• Donald Trump’s tariff proposals and pushback on EVs could have a significant impact on automakers.
  • Rivian CEO RJ Scaringe said during an earnings call the company has been bracing for tariffs.
  • The fate of the $7,500 EV tax credit issued under the Biden Administration remains unclear.

EV company Rivian says it’s already bracing for the impact that the increased tariffs proposed by President-elect Donald Trump would have on its supply chain.

Rivian CEO RJ Scaringe said that to prepare for potential tariffs Trump has proposed on foreign goods, the company has been deliberate about materials sourcing for its upcoming lower-cost SUV, the R2.

“The R2 sourcing process is something we’ve looked at very strategically and certainly have contemplated even prior to the election, just what the impact would be, should the overall approach to tariffs change,” Scaringe during the company’s Q3 earnings call on Thursday — a day after the election was called for Trump.

“So a lot of our focus has been on sourcing suppliers that are not going to be subject to large tariffs.”

The CEO said Rivian also structured its partnerships with overseas suppliers that could be subject to tariffs so that the company is “not carrying much of the risk.” He did not specify where the suppliers are based.

Still, analysts say uncertainty surrounding the incoming administration could hurt already slowing demand for EVs.

The stocks of Lucid and Rivian — smaller auto companies dedicated to EVs — saw a brief jolt. Rivian’s stock dropped as low as 9.7% on Wednesday before recovering some of the losses by the next day.

On the campaign trail, the president-elect has also targeted the Biden administration’s Inflation Reduction Act, which includes a $7,500 tax credit for SUV and pickup truck EVs that cost $80,000 or less.

Claire McDonough, Rivian’s chief financial officer, said during the call that Rivian customers who qualify for the tax credit are largely those who lease. The CFO said the “lease penetration,” or percentage of total cars sold through leases, was 42%.

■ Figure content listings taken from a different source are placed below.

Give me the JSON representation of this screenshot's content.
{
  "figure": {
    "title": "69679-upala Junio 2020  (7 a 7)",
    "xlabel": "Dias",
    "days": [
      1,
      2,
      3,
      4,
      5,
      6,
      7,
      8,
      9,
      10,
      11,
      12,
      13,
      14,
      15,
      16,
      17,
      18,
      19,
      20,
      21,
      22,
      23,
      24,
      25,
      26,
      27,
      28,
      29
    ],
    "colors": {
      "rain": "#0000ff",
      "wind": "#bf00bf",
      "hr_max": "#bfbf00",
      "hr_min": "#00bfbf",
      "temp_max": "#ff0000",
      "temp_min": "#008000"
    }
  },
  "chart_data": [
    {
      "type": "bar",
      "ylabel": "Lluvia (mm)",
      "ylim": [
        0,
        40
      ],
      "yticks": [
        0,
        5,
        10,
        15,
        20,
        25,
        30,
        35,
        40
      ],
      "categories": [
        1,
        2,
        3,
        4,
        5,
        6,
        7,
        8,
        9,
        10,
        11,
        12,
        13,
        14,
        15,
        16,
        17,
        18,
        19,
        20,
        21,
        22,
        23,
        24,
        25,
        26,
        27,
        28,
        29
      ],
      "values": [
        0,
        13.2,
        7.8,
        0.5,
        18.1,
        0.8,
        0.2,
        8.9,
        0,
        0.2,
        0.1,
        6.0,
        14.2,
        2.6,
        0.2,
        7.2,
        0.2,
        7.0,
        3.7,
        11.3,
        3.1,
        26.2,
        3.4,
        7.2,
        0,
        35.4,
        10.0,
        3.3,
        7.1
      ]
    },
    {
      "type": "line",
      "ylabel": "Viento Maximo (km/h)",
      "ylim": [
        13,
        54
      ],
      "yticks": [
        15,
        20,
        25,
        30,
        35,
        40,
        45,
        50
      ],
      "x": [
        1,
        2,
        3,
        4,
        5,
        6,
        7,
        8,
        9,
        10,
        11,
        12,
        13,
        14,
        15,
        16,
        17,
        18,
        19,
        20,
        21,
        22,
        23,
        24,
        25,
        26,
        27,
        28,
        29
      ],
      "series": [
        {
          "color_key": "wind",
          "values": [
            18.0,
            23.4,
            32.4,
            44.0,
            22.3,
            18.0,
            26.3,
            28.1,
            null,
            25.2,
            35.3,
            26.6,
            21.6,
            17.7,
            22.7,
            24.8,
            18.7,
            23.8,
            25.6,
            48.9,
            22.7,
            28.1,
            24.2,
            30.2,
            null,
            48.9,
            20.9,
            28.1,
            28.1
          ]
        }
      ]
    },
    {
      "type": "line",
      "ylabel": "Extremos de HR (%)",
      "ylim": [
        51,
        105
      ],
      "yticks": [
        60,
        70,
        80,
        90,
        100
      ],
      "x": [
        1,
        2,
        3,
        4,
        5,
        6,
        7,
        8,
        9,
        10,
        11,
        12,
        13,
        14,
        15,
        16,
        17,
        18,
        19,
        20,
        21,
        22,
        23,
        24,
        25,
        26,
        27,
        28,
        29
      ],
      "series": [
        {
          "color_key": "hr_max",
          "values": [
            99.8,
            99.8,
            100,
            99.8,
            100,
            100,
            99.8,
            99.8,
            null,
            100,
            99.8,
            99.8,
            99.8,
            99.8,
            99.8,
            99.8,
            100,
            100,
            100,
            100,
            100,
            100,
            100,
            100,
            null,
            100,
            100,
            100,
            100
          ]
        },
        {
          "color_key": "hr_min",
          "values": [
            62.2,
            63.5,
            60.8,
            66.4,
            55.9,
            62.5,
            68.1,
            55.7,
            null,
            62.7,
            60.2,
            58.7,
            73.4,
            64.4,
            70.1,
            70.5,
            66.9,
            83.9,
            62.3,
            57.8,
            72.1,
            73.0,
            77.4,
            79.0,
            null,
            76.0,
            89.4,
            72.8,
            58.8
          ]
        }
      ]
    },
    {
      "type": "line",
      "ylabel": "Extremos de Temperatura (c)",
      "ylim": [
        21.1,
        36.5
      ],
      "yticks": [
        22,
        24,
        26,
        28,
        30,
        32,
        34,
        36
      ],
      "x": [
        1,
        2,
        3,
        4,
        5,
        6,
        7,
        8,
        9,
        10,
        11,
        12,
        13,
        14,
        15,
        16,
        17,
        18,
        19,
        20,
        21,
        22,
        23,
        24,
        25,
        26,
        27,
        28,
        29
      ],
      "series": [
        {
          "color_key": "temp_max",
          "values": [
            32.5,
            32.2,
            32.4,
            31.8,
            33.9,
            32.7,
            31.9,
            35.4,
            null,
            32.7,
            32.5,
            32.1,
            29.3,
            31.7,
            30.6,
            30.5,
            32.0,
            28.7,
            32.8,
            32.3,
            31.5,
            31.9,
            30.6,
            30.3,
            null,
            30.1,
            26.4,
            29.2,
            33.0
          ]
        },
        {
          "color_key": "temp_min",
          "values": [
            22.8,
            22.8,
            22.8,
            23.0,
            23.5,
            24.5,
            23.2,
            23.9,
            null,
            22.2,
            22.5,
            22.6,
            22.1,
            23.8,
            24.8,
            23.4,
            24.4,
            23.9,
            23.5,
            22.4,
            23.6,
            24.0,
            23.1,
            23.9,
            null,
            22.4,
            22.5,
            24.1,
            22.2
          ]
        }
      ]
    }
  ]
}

Rivian’s R1S and R1T pickup trucks have a base price of $75,900 and $69,900 respectively, while the company plans to sell the R2 for $45,000.

“Given the price point of our vehicles and the overall income levels, most of our customers don’t qualify on a financed or cash purchase,” she said.

RBC Capital Markets auto analyst Tom Narayan told Business Insider that he’s concerned Rivian could lose the tax credit incentive under the new administration.

A Rivian spokesperson declined to comment.

Scaringe said during the call that Rivian also is on the lookout for potential policy impacts on the “upstream supply chain,” which includes raw materials.

On top of the uncertainty that comes with the second Trump administration, Rivian continues to face hurdles toward profitability — a challenge many new automakers face, with the exception of Tesla.

Rivian reported a negative gross profit of $392 million in the third quarter compared to a negative gross profit of $477 million for the same period of last year.

Total Q3 revenue was down 35% from last year, to $874 million, driven by the delivery of 10,018 vehicles, the company reported. Regulatory credits, or credits automakers receive from the government for producing EVs, accounted for $8 million of the total revenue for Q3 2024.

Scaringe said he was optimistic about Rivian’s path to profitability, noting an expected 20% reduction in material costs to produce Rivian’s pickup truck, the R1, between Q1 and Q4 this year.

“As we look forward, we’re excited to work with the new administration,” Scaringe said in an interview with CNBC before the earnings call, “but really our focus is making sure the vehicles really can help customers make the switch from internal combustion to electrification.”